Ich hatte einmal in meinem Leben diese Situation, daß jeder Mehrverdienst irgendwo anders zum Abzug kam und es dauerte Jahre, bis ich endlich tatsächlich durch Vollzeitbeschäftigung mehr im Monat hatte. Nochmal schaffe ich diesen Kraftakt nicht, bei mir stellen sich schon die Haare zu Berge, wenn ich nur an Vorstellungsgespräche oder erneute Versuche meinerseits, meine Eignung unter Beweis zu stellen, denke.

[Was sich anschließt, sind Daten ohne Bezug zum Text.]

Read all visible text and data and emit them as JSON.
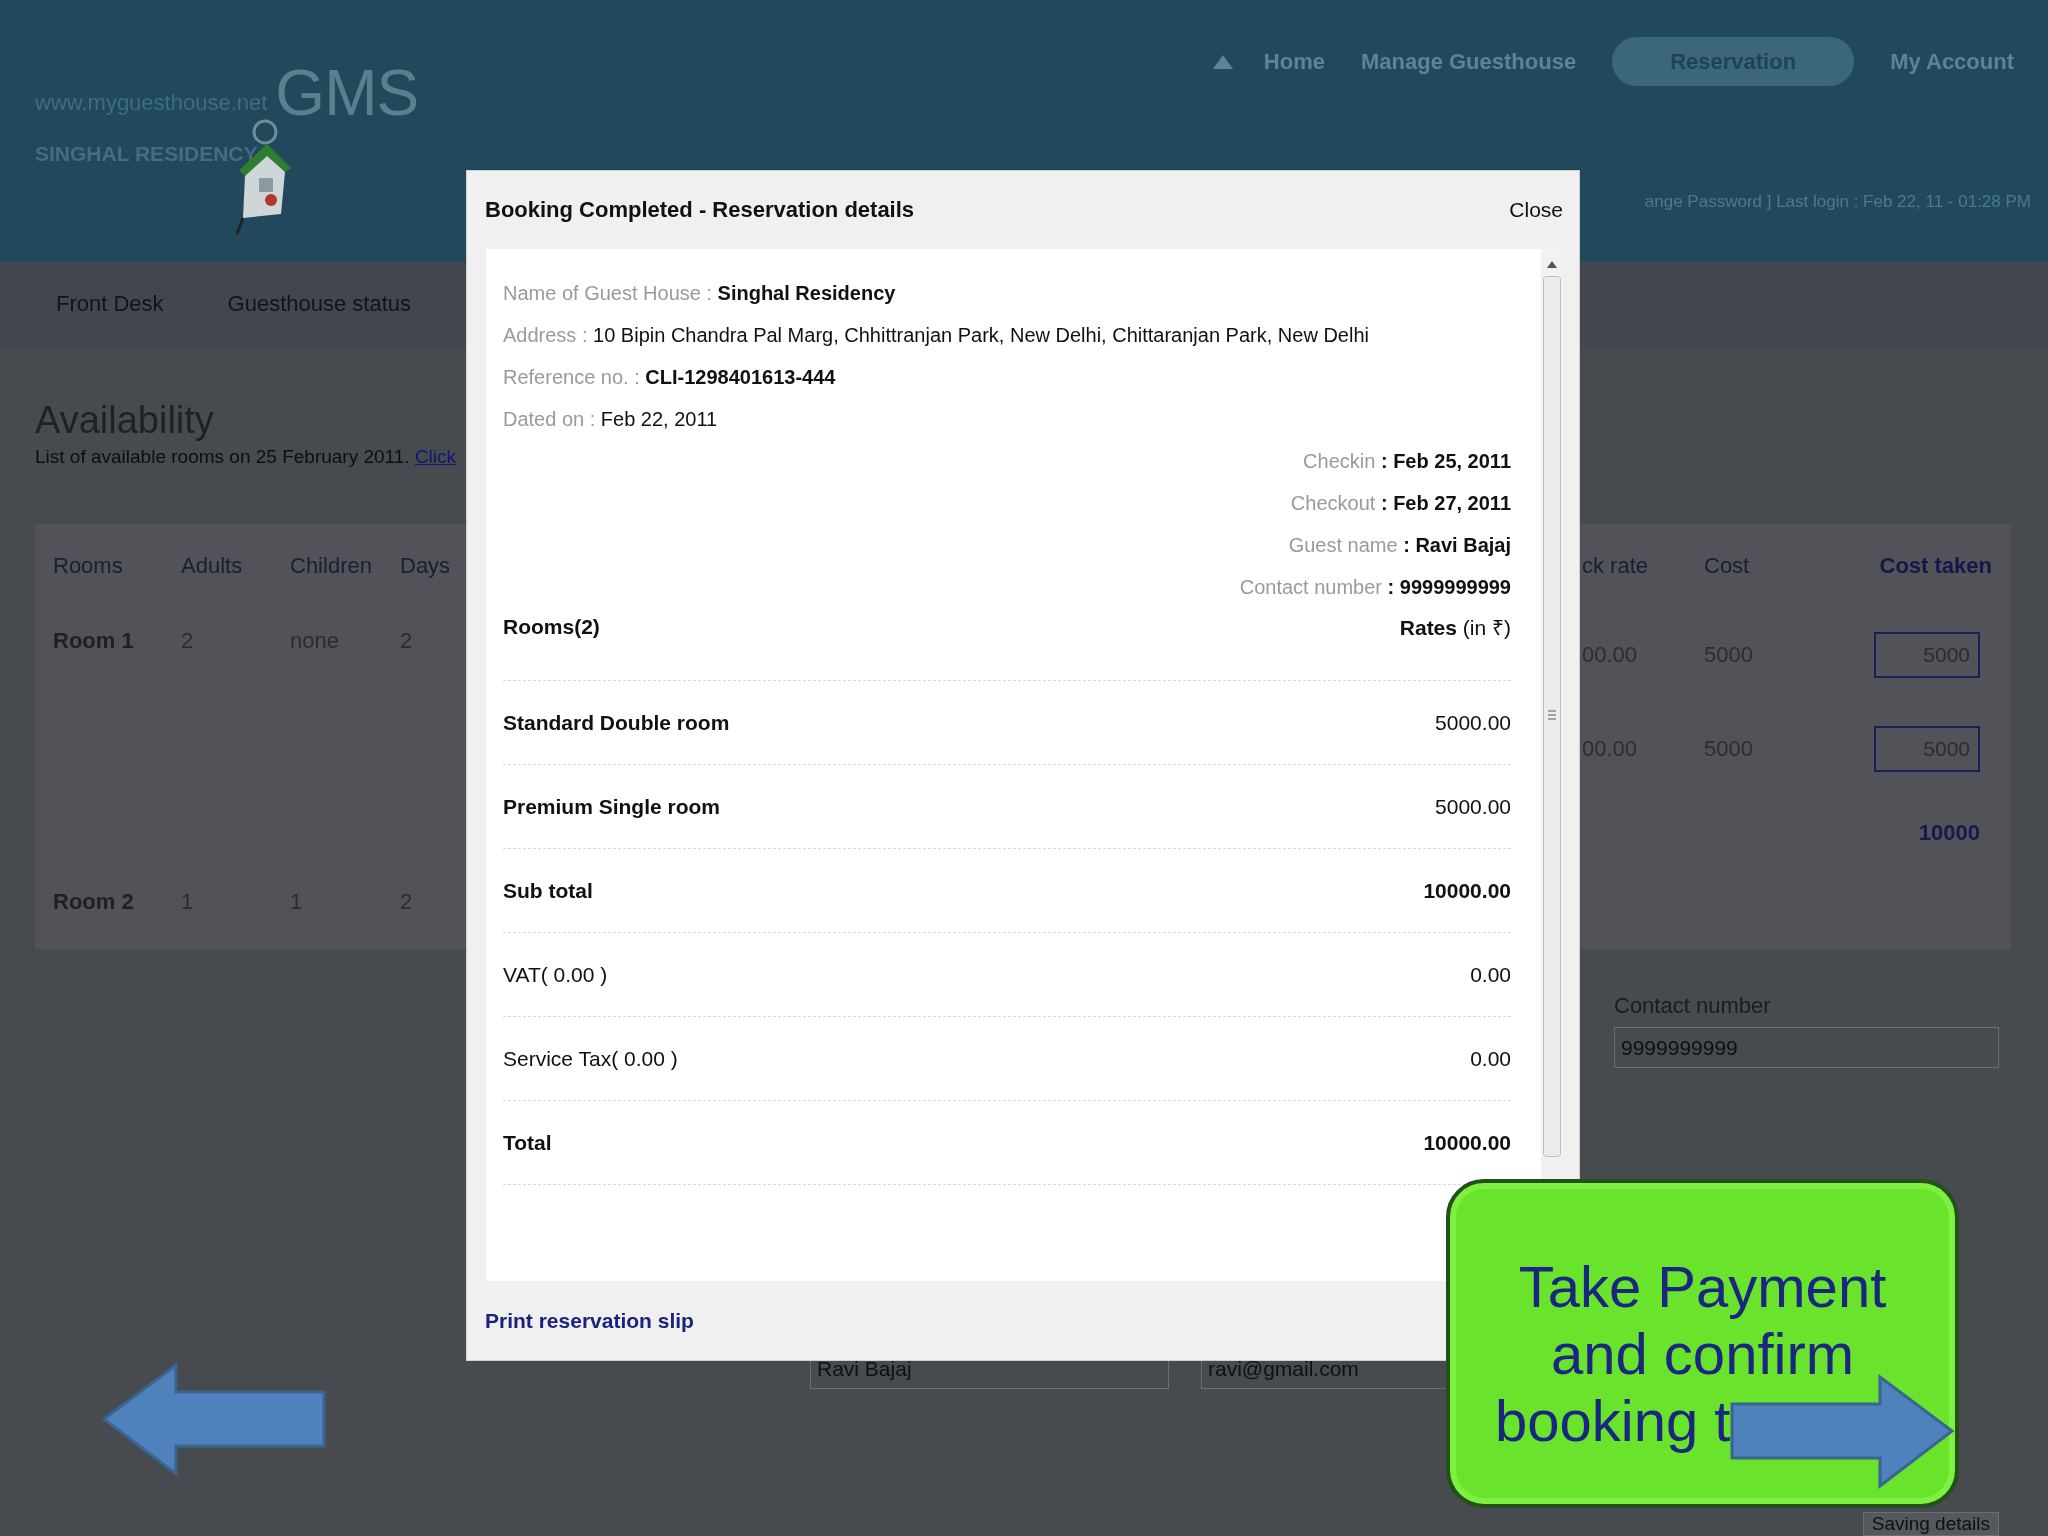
{
  "site": {
    "url": "www.myguesthouse.net",
    "logo": "GMS",
    "name": "SINGHAL RESIDENCY"
  },
  "nav": [
    {
      "label": "Home",
      "selected": false
    },
    {
      "label": "Manage Guesthouse",
      "selected": false
    },
    {
      "label": "Reservation",
      "selected": true
    },
    {
      "label": "My Account",
      "selected": false
    }
  ],
  "login_info": "ange Password ] Last login : Feb 22, 11 - 01:28 PM",
  "tabs": [
    {
      "label": "Front Desk"
    },
    {
      "label": "Guesthouse status"
    }
  ],
  "availability": {
    "title": "Availability",
    "subtitle": "List of available rooms on 25 February 2011.",
    "link": "Click"
  },
  "rooms_table": {
    "columns_left": [
      "Rooms",
      "Adults",
      "Children",
      "Days"
    ],
    "columns_right": [
      "ck rate",
      "Cost",
      "Cost taken"
    ],
    "rows": [
      {
        "room": "Room 1",
        "adults": "2",
        "children": "none",
        "days": "2",
        "rates": [
          {
            "rate": "00.00",
            "cost": "5000",
            "cost_taken": "5000"
          },
          {
            "rate": "00.00",
            "cost": "5000",
            "cost_taken": "5000"
          }
        ]
      },
      {
        "room": "Room 2",
        "adults": "1",
        "children": "1",
        "days": "2"
      }
    ],
    "total": "10000"
  },
  "contact": {
    "label": "Contact number",
    "value": "9999999999"
  },
  "guest_fields": [
    "Ravi Bajaj",
    "ravi@gmail.com"
  ],
  "save_button": "Saving details",
  "modal": {
    "title": "Booking Completed - Reservation details",
    "close": "Close",
    "details": [
      {
        "label": "Name of Guest House : ",
        "value": "Singhal Residency",
        "bold": true
      },
      {
        "label": "Address : ",
        "value": "10 Bipin Chandra Pal Marg, Chhittranjan Park, New Delhi, Chittaranjan Park, New Delhi",
        "bold": false
      },
      {
        "label": "Reference no. : ",
        "value": "CLI-1298401613-444",
        "bold": true
      },
      {
        "label": "Dated on : ",
        "value": "Feb 22, 2011",
        "bold": false
      }
    ],
    "stay": [
      {
        "label": "Checkin",
        "value": ": Feb 25, 2011"
      },
      {
        "label": "Checkout",
        "value": ": Feb 27, 2011"
      },
      {
        "label": "Guest name",
        "value": ": Ravi Bajaj"
      },
      {
        "label": "Contact number",
        "value": ": 9999999999"
      }
    ],
    "rooms_heading": "Rooms(2)",
    "rates_heading": "Rates",
    "rates_unit": "(in ₹)",
    "lines": [
      {
        "label": "Standard Double room",
        "amount": "5000.00",
        "label_bold": true,
        "amount_bold": false
      },
      {
        "label": "Premium Single room",
        "amount": "5000.00",
        "label_bold": true,
        "amount_bold": false
      },
      {
        "label": "Sub total",
        "amount": "10000.00",
        "label_bold": true,
        "amount_bold": true
      },
      {
        "label": "VAT( 0.00 )",
        "amount": "0.00",
        "label_bold": false,
        "amount_bold": false
      },
      {
        "label": "Service Tax( 0.00 )",
        "amount": "0.00",
        "label_bold": false,
        "amount_bold": false
      },
      {
        "label": "Total",
        "amount": "10000.00",
        "label_bold": true,
        "amount_bold": true
      }
    ],
    "print_link": "Print reservation slip"
  },
  "callout": {
    "lines": [
      "Take Payment",
      "and confirm",
      "booking t"
    ]
  }
}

Ja, es stimmt, am Anfang war ich aufgrund meiner Prognose völlig fertig. Auf mich, die es immer geschafft hat, wieder aufzustehen und sich zurückzukämpfen, wirkte das niederschmetternd, ich konnte und wollte das auch lange nicht wahrhaben, daß ich nicht mehr in der Lage sein sollte, im Berufsleben zu stehen, ich fühlte mich als Versagerin, schwach, kraftlos, ausgemergelt und vor allem, ich war unglaublich wütend auf mich selbst.
Und hier muß ich nochmal sagen, jemand, der das nicht selbst erlebt hat, wird das nicht verstehen können.